Trata-se de uma ação, um work in progress[xii] que associa educação, sustentabilidade e arte. As versões iniciais foram concebidas para a exposição de arte pública Sculpture by the Sea em Sydney, Austrália. A primeira, Mensageiras I, serviu de protótipo para a curadoria da exposição, e posteriormente foi exibida em São Paulo. O trabalho foi selecionado e a obra Mensageiras II apresentada no mesmo ano na Austrália. Uma revoada de borboletas brancas propunha reflexão sobre valores essenciais da humanidade. Elas iniciavam seus voos, cada qual para uma das nações do mundo, levando consigo a paz e enfatizando o direito à liberdade e a necessidade de preservar a harmonia com a natureza.

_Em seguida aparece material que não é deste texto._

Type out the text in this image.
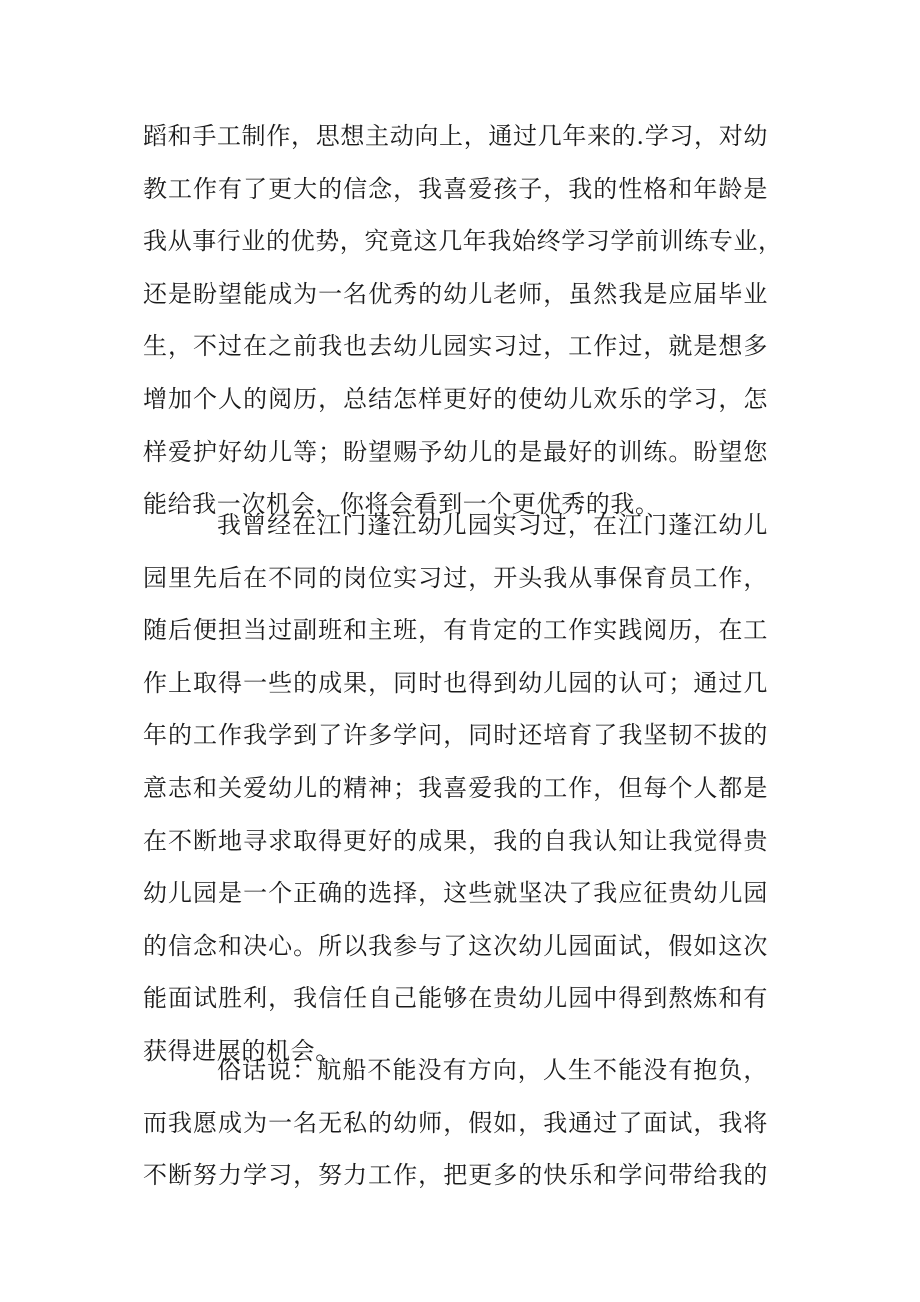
蹈和手工制作，思想主动向上，通过几年来的.学习，对幼
教工作有了更大的信念，我喜爱孩子，我的性格和年龄是
我从事行业的优势，究竟这几年我始终学习学前训练专业，
还是盼望能成为一名优秀的幼儿老师，虽然我是应届毕业
生，不过在之前我也去幼儿园实习过，工作过，就是想多
增加个人的阅历，总结怎样更好的使幼儿欢乐的学习，怎
样爱护好幼儿等；盼望赐予幼儿的是最好的训练。盼望您
能给我一次机会，你将会看到一个更优秀的我。
我曾经在江门蓬江幼儿园实习过，在江门蓬江幼儿
园里先后在不同的岗位实习过，开头我从事保育员工作，
随后便担当过副班和主班，有肯定的工作实践阅历，在工
作上取得一些的成果，同时也得到幼儿园的认可；通过几
年的工作我学到了许多学问，同时还培育了我坚韧不拔的
意志和关爱幼儿的精神；我喜爱我的工作，但每个人都是
在不断地寻求取得更好的成果，我的自我认知让我觉得贵
幼儿园是一个正确的选择，这些就坚决了我应征贵幼儿园
的信念和决心。所以我参与了这次幼儿园面试，假如这次
能面试胜利，我信任自己能够在贵幼儿园中得到熬炼和有
获得进展的机会。
俗话说：航船不能没有方向，人生不能没有抱负，
而我愿成为一名无私的幼师，假如，我通过了面试，我将
不断努力学习，努力工作，把更多的快乐和学问带给我的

Monique Allain, Mensageiras I, 2003.
Instalação pública com areia, aço carbono, cimento, cola e papel - 280cm x 210cm x 18cm.
A participação do público e a inclusão de procedimentos educativos ocorreram a partir da terceira etapa do processo, com a intervenção Mensageiras III no Parque Buenos Aires em 2009, para a exposição Oxigênio. O projeto evoluiu como intervenção pública com ocupação participativa em área verde da cidade de São Paulo. O trabalho dependeu do envolvimento coletivo do público para acontecer. Um único “canteiro” de sacos plásticos brancos em uma área do parque aguardava a intervenção das pessoas para se transformar em uma paisagem viva e afetiva, em um espaço que produz oxigênio. As pessoas foram convidadas a trazer um vaso de flor branca e trocar um saco pelo vaso. Durante as semanas em que a exposição aconteceu, houve uma transformação progressiva da obra. O local tornou-se um ponto de intersecção entre os visitantes do parque, lugar de encontro e troca. No último dia, pessoas que estavam no parque ofereceram a outras, muitas vezes desconhecidas, os vasos que compunham a instalação. A ação foi registrada em vídeo e fotografia.

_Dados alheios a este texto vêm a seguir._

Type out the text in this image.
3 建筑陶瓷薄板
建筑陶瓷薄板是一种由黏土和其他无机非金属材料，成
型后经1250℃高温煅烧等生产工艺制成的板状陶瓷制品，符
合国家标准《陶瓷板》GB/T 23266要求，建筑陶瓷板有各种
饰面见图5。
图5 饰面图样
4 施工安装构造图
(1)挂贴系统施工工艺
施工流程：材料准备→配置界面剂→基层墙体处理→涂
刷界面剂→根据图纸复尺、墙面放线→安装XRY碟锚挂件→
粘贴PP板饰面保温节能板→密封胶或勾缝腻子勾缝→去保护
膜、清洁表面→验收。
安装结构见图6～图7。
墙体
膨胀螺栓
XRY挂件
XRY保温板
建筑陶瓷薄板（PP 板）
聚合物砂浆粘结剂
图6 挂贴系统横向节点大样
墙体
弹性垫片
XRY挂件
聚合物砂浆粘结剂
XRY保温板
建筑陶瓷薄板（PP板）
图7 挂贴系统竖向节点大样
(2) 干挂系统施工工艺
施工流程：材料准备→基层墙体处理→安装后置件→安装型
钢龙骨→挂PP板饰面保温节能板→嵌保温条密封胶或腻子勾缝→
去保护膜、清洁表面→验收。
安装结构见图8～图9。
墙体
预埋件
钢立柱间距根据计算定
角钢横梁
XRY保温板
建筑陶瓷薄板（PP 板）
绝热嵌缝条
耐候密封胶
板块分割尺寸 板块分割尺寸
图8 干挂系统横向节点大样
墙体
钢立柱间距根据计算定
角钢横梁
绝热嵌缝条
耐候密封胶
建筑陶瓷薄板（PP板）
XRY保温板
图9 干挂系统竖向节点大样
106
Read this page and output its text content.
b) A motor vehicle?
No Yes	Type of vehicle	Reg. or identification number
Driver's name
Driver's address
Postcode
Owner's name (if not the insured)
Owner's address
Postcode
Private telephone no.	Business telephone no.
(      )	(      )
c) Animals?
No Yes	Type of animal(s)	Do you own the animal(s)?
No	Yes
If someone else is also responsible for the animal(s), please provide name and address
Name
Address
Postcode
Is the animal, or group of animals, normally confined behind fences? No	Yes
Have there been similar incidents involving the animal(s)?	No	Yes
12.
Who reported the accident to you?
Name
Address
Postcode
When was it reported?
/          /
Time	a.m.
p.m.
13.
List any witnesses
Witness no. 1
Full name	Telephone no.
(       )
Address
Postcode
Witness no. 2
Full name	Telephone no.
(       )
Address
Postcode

Monique Allain, Mensageiras III, 2009.
Registro da intervenção urbana no Parque Buenos Aires - 15m de diâmetro.
Em 2010, também no Parque Buenos Aires na segunda edição da exposição Oxigênio, houve mais um desdobramento. A intervenção Mensageiras IV foi realizada de modo semelhante à anterior. Um canteiro de possibilidades constituído por sacos plásticos brancos aguardava desta vez o plantio e a adoção por parte dos frequentadores do parque, de uma muda nativa ameaçada de extinção. Os locais de plantio e a espécie Euterpe edulis (palmito Jussara) da Mata Atlântica foram determinados previamente com aprovação da administração do parque.

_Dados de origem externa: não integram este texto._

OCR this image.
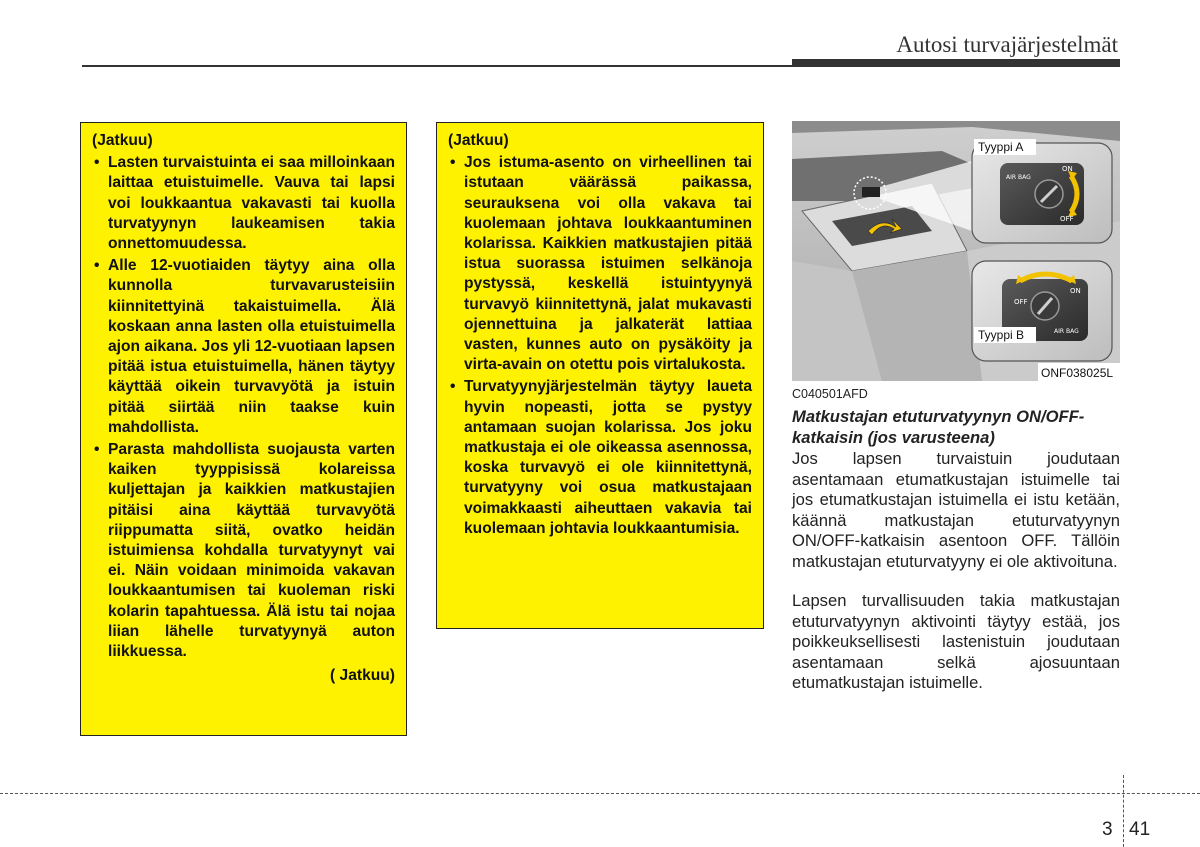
Autosi turvajärjestelmät
(Jatkuu)
• Lasten turvaistuinta ei saa milloinkaan laittaa etuistuimelle. Vauva tai lapsi voi loukkaantua vakavasti tai kuolla turvatyynyn laukeamisen takia onnettomuudessa.
• Alle 12-vuotiaiden täytyy aina olla kunnolla turvavarusteisiin kiinnitettyinä takaistuimella. Älä koskaan anna lasten olla etuistuimella ajon aikana. Jos yli 12-vuotiaan lapsen pitää istua etuistuimella, hänen täytyy käyttää oikein turvavyötä ja istuin pitää siirtää niin taakse kuin mahdollista.
• Parasta mahdollista suojausta varten kaiken tyyppisissä kolareissa kuljettajan ja kaikkien matkustajien pitäisi aina käyttää turvavyötä riippumatta siitä, ovatko heidän istuimiensa kohdalla turvatyynyt vai ei. Näin voidaan minimoida vakavan loukkaantumisen tai kuoleman riski kolarin tapahtuessa. Älä istu tai nojaa liian lähelle turvatyynyä auton liikkuessa.
( Jatkuu)
(Jatkuu)
• Jos istuma-asento on virheellinen tai istutaan väärässä paikassa, seurauksena voi olla vakava tai kuolemaan johtava loukkaantuminen kolarissa. Kaikkien matkustajien pitää istua suorassa istuimen selkänoja pystyssä, keskellä istuintyynyä turvavyö kiinnitettynä, jalat mukavasti ojennettuina ja jalkaterät lattiaa vasten, kunnes auto on pysäköity ja virta-avain on otettu pois virtalukosta.
• Turvatyynyjärjestelmän täytyy laueta hyvin nopeasti, jotta se pystyy antamaan suojan kolarissa. Jos joku matkustaja ei ole oikeassa asennossa, koska turvavyö ei ole kiinnitettynä, turvatyyny voi osua matkustajaan voimakkaasti aiheuttaen vakavia tai kuolemaan johtavia loukkaantumisia.
ON
OFF
AIR BAG
Tyyppi A
OFF
ON
AIR BAG
Tyyppi B
ONF038025L
C040501AFD
Matkustajan etuturvatyynyn ON/OFF-katkaisin (jos varusteena)

Jos lapsen turvaistuin joudutaan asentamaan etumatkustajan istuimelle tai jos etumatkustajan istuimella ei istu ketään, käännä matkustajan etuturvatyynyn ON/OFF-katkaisin asentoon OFF. Tällöin matkustajan etuturvatyyny ei ole aktivoituna.

Lapsen turvallisuuden takia matkustajan etuturvatyynyn aktivointi täytyy estää, jos poikkeuksellisesti lastenistuin joudutaan asentamaan selkä ajosuuntaan etumatkustajan istuimelle.

3 41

Monique Allain, Mensageiras IV, 2010.
Registros da intervenção urbana no Parque Buenos Aires – 30 m de diâmetro
Monique Allain, Mensageiras IV, 2010.
Registro da intervenção urbana no Parque Buenos Aires – 30 m de diâmetro

Os participantes inscreveram sobre as pedras que seguravam os sacos plásticos seus nomes e o de pessoas a quem queriam dedicar às plantas, e colocaram-nas aos pés das mudas. Depois que foram todas plantadas, as “adoções” e “dedicatórias” continuaram e muitas outras pedras foram se acumulando nos pés das mudas privilegiadas com múltiplos padrinhos. As plantas permanecem até hoje no parque e funcionam como um.
Este trabalho se propôs a funcionar como um piloto a ser implantado nas áreas verdes de São Paulo. A ideia é transformá-las em bancos de espécies para as gerações futuras, em abrigos e locais de preservação de plantas nativas ameaçadas de extinção, e envolver a população local neste processo de modo a promover uma conscientização da necessidade de preservação ambiental. O público, ao vivenciar, dialogar e interagir ativamente se reconhece no local e esta situação favorece a formação de vínculos com o espaço e com a alteridade. O parque torna-se um local de cumplicidade e encontro, um local de construção a ser compartilhado.
A Secretaria do Verde, pensando em maneiras de melhorar as condições sanitárias e a qualidade de vida de populações carentes que habitam próximo a cursos de água geralmente contaminados pelos dejetos produzidos pelas ocupações ilegais, se propôs a criar um modelo de parque a ser posteriormente implantado em múltiplas localidades. A ideia é utilizar as áreas próximas dos córregos e, com o envolvimento da população local, transformá-las em Parques Lineares. O projeto Parque Linear do Jaguaré é um piloto que a Secretaria está implantando na Subprefeitura do Butantã. O processo está sendo acompanhado para concepção e realização do projeto Mensageiras V, uma intervenção pública e participativa com ocupação definitiva que servirá de modelo para realização em outras áreas da cidade. Procuramos sincronizar a concepção e produção da intervenção artística com os esforços e a atuação da Secretaria, e associar estas iniciativas a um programa educativo socioambiental.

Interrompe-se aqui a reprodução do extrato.